Author: Alex Mizrahi 2014-10-25 18:06:32
Published on: 2014-10-25T18:06:32+00:00
The article discusses the potential consequences of a reduction in miner income margin (MIM) to less than 50% after the reward halving in Bitcoin. The author defines MIM as (R-C_e)/R, where R is the total revenue a miner receives and C_e is the cost of electricity spent on mining. The article offers a theorem stating that if a miner's MIM is less than 0.5 before subsidy halving and bitcoin and electricity prices stay the same, then mining is no longer profitable after the halving. The worst-case scenario is when a miner's MIM is close to zero before the halving, and approximately half of all hashpower will drop out.

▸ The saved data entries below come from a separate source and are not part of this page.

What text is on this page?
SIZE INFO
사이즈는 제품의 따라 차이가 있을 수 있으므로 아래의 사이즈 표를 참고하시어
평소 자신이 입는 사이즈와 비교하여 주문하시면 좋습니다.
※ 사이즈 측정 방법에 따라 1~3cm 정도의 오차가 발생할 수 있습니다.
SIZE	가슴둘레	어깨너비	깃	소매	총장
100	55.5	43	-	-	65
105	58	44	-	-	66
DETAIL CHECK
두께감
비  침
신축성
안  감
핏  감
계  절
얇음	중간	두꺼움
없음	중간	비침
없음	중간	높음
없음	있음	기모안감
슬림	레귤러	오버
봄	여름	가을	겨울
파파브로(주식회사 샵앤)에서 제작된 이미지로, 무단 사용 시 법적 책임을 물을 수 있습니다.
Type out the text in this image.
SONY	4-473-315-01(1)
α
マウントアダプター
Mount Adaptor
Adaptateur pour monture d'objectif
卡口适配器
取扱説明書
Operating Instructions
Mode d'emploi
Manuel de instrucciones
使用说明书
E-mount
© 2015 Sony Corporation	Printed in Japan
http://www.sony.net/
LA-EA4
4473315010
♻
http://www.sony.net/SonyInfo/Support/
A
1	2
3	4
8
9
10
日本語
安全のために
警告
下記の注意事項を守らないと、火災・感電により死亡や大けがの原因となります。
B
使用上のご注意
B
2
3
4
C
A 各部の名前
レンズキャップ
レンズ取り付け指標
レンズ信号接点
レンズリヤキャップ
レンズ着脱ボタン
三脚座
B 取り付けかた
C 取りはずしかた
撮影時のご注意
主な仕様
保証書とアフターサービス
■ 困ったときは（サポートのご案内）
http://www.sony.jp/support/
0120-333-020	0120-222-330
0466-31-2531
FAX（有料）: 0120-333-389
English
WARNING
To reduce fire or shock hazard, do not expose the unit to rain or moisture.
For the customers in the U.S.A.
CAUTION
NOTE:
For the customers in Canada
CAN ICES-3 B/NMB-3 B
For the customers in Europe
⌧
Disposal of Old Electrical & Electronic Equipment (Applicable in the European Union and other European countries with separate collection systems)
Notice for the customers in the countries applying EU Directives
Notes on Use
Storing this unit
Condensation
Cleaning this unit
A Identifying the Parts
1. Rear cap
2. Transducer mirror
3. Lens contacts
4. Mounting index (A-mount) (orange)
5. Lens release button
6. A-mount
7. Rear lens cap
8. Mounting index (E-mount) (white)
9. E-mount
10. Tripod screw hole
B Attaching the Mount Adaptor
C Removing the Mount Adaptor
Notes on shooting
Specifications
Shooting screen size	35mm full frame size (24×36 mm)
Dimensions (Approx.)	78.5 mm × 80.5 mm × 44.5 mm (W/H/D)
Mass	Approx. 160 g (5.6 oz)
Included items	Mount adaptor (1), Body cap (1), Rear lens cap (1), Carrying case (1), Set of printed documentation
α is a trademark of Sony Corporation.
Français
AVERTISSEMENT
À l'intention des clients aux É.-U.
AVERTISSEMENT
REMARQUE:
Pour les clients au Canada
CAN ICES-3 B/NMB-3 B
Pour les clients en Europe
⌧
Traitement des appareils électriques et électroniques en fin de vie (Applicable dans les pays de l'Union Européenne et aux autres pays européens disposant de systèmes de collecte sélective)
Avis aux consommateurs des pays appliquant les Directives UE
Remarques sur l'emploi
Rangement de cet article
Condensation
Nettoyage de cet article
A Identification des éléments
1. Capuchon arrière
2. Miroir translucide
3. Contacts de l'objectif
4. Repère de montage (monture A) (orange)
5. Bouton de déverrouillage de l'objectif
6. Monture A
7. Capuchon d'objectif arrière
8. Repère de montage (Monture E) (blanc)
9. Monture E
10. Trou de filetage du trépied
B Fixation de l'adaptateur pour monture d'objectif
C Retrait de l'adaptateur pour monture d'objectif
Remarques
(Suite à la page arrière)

The article estimates the long-term MIM to be less than 50% when the ratio of the cost of electricity to the cost of hardware (f) is greater than 1. The author uses the example of Spondoolies Tech's SP35 Yukon unit, which has a useful lifetime of more than two years and costs $4000 while consuming 3.5 KW. The total expenditures on electricity will be at least $6135 for this device, making f greater than 1.5, resulting in an MIM lower than 0.5. The author concludes that while reward halving is a deficiency in Bitcoin's design, there is hope that it won't be critical as hashpower drop is less than 50% in the equilibrium break-even situation. However, the hashrate might drop by more than 50% immediately after the halving, posing a real threat due to the slow difficulty update.